А потом вспоминаю пустой театр. Сцену, на которой нет никого, кроме Элли. В одиночестве репетирующей роль Елены в свете софитов.
– Мне пора.
– Миранда, подождите, с вами все в порядке?
Я быстро иду прочь, стараясь не хромать, стараясь двигаться грациозно. Но ничего не выходит. Впрочем, Хьюго все равно наверняка на меня не смотрит.
Глава 7
Войдя в кабинет декана, я вижу не одного, а целых трех мужчин. Все они одеты в костюмы одинакового серого оттенка. Все сидят за столом: декан – в центре, а по бокам от него президент и вице-президент колледжа. Макушки их иллюстрируют различные стадии облысения и способы маскировки наметившейся лысины остатками волос. Три пары слезящихся глаз невозмутимо смотрят на меня. Три пары поросших волосками рук сцепляют пальцы. На каждой левой из всех трех пар поблескивает обручальное кольцо.
«Просто дружеская беседа, Миранда».
Но пахнет в кабинете одеколоном. И потом. И охотой на ведьм.
Попрощавшись с Хьюго, я вернулась в театр.
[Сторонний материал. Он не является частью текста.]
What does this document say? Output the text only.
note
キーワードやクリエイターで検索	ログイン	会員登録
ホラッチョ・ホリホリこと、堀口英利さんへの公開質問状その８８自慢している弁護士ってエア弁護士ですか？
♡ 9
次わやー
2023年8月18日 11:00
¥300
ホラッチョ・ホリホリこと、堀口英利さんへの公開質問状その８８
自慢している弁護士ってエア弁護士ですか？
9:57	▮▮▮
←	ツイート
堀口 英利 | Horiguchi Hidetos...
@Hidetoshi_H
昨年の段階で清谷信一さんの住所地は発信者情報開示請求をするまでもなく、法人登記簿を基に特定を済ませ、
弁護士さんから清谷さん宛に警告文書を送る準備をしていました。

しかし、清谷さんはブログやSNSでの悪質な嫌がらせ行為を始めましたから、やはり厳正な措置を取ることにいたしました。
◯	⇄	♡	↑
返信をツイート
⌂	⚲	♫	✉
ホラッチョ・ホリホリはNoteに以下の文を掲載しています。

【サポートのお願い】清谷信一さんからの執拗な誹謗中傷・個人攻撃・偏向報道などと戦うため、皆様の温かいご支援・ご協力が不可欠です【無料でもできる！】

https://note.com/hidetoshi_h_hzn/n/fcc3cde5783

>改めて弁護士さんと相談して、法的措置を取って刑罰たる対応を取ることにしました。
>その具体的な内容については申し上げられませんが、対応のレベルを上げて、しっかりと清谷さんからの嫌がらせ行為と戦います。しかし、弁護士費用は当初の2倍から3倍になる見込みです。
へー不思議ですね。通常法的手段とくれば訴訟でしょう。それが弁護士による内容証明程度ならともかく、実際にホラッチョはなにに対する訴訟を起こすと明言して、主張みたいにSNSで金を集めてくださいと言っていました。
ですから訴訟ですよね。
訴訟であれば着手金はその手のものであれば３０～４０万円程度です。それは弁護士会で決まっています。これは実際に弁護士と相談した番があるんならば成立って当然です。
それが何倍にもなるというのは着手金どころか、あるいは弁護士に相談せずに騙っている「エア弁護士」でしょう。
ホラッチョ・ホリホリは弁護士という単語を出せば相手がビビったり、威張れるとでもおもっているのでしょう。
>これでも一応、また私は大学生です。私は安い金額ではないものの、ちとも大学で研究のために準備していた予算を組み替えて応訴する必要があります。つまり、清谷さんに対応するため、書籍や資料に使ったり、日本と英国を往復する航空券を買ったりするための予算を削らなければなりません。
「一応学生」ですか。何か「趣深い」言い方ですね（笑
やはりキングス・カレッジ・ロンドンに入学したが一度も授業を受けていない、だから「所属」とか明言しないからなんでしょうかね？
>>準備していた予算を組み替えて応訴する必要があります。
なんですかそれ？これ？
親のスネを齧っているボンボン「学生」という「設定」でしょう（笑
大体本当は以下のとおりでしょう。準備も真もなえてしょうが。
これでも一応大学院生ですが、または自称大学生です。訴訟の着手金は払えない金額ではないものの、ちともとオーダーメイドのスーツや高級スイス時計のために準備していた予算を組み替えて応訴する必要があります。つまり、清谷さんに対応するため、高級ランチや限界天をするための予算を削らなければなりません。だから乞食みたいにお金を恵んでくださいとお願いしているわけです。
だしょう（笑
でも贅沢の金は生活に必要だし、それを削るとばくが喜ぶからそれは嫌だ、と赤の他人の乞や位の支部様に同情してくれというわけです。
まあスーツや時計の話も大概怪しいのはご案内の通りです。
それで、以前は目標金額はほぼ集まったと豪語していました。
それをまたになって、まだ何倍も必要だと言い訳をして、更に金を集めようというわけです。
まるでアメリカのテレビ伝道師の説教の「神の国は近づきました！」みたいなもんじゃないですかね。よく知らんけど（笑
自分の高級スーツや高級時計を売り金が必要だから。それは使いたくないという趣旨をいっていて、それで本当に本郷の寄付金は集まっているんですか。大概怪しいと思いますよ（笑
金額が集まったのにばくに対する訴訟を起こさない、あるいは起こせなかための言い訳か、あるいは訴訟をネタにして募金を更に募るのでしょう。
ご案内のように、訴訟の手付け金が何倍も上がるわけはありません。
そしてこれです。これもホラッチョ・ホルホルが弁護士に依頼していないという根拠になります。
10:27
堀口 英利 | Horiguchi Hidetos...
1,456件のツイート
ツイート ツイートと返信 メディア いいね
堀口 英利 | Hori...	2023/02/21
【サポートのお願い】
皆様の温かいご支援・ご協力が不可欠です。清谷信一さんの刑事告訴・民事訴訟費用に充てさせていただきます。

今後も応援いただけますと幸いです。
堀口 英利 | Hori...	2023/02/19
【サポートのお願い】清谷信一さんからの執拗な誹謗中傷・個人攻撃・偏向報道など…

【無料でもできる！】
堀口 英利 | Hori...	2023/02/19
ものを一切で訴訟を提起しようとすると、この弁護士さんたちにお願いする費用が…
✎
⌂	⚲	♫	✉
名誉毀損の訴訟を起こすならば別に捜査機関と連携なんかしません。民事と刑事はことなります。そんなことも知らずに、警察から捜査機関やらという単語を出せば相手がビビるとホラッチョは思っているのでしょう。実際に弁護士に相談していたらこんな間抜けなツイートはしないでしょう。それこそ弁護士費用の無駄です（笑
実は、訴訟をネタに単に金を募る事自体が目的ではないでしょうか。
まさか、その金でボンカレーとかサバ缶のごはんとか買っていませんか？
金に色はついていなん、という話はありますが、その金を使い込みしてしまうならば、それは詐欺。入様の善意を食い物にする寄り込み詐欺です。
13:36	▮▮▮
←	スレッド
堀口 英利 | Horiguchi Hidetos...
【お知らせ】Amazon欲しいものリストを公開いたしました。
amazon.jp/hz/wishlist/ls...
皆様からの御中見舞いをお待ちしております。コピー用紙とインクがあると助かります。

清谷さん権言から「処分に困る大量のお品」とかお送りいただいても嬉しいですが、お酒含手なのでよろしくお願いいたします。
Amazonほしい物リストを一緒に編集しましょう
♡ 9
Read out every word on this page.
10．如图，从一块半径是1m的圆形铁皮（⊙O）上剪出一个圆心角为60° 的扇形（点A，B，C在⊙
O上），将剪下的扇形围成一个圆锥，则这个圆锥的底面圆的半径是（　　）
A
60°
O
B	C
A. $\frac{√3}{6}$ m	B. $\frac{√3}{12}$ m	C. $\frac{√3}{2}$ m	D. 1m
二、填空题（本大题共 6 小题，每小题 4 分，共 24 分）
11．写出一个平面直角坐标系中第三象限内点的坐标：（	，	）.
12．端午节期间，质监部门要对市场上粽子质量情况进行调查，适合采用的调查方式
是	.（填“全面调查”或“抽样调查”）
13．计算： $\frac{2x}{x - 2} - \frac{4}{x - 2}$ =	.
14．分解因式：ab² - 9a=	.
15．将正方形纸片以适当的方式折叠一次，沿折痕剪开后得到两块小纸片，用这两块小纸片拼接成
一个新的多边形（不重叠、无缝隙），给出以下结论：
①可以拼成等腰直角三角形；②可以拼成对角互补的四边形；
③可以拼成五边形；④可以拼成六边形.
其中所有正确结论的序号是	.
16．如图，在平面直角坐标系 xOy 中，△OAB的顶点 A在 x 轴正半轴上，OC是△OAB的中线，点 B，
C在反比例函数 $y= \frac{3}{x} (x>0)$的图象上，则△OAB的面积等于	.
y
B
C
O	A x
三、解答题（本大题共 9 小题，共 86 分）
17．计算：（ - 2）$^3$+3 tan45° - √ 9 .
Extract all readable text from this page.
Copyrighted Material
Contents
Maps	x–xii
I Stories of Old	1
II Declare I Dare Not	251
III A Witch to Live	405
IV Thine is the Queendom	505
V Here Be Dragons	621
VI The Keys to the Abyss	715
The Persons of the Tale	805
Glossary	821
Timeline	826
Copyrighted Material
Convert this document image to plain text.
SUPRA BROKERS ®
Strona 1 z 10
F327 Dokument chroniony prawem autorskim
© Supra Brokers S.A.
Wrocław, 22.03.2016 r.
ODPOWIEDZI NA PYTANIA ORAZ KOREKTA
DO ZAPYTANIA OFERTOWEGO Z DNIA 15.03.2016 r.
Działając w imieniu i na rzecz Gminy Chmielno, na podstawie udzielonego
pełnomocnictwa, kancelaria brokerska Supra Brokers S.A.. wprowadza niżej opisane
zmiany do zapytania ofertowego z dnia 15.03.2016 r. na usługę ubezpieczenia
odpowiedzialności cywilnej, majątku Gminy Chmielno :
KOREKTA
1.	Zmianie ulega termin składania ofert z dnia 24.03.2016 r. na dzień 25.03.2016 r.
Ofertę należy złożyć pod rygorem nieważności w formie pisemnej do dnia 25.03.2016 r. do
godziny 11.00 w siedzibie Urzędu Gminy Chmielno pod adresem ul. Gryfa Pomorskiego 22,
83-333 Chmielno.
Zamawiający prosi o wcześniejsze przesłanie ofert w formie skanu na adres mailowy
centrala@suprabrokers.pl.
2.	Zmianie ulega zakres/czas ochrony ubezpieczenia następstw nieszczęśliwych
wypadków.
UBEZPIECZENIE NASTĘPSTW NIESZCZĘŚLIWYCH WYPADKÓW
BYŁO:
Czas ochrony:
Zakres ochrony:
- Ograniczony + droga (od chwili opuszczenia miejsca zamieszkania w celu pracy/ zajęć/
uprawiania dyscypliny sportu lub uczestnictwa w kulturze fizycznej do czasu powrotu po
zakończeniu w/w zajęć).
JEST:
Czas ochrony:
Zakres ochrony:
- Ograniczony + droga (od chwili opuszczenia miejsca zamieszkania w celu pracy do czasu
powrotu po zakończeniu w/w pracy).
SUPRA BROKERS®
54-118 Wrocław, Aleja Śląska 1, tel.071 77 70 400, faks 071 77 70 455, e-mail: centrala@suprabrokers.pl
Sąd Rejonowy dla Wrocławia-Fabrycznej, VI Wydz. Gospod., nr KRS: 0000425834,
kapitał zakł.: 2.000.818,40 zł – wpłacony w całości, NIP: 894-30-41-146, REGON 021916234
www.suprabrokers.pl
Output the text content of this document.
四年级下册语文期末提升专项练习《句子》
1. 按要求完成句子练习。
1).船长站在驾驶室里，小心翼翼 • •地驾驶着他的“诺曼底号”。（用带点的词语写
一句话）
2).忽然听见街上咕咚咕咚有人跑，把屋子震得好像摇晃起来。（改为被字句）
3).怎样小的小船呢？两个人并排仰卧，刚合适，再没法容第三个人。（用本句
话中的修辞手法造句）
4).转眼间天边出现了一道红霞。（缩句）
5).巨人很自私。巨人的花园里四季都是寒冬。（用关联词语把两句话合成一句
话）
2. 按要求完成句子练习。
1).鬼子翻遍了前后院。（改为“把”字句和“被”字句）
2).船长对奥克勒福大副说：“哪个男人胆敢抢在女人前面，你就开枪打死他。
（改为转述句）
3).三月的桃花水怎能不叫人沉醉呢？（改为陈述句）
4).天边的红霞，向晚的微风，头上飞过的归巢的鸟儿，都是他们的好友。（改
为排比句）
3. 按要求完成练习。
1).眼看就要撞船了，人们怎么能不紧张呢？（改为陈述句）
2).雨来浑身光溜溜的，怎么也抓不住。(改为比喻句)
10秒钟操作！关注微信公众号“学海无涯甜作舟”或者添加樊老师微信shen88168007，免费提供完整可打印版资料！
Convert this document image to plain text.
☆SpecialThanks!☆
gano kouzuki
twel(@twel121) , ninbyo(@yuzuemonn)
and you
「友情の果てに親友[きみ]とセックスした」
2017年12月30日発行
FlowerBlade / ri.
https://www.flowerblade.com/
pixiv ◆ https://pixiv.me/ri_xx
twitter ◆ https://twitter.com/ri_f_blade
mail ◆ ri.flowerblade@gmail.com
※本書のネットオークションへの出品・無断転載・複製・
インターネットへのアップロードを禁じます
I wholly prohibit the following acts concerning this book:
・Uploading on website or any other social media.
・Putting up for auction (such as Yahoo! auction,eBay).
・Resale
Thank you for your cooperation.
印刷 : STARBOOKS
Конечно же, он оказался пуст. И тут мой телефон зазвонил. Снова декан.
«Миранда, загляните, пожалуйста, перед уходом в мой кабинет».
– Заходите, заходите, – лучезарно приветствует меня декан.
Президент и вице-президент холодно улыбаются. Я про себя называю их Бабочка и Начес. Бабочка, разумеется, любит галстуки-бабочка, сегодня на нем как раз такой, разрисованный крошечными крылатыми свинками. Лысина Начеса блестит в свете ламп. Между ними разместился сияющий декан. Шут гороховый. И вовсе не шекспировский, не мудрец под маской скомороха, а натуральный шут. Мы с Грейс между собой зовем его Мохнатый Сосок – за любовь к тонким водолазкам, не оставляющим простора воображению.
Сейчас Мохнатый Сосок благосклонно мне улыбается. «Миранда, у нас тут не судилище. Мы не собираемся жечь тебя на костре, ничего такого. Просто побеседуем в теплой дружеской обстановке, верно ведь?» Он оглядывается на сверлящих меня глазами соседей.
– Заходите, заходите. Ого! Да вы хромаете. Что случилось? Ногу подвернули?
– Нет, спина болит. Спина и бедро.
– Оу, – улыбается он. – Что ж, садитесь, пожалуйста. Располагайтесь.
Я окидываю взглядом хлипкое пластиковое кресло, на которое он мне указывает. Мог бы с тем же успехом предложить мне забраться в железную деву. Если я сяду на этот дурацкий стул, мне придется дорого за это заплатить. И встать я, возможно, уже не смогу. Но я представляю, что будет, если я предпочту остаться на ногах. Воображаю, как маячу над столом, отбрасывая на этих троих изломанную тень. А они тем временем разглядывают мою уродливую скрюченную фигуру. Наверняка ведь подумают, что все это – мой хитроумный план. Что преподавательница драматического искусства разыгрывает для них спектакль.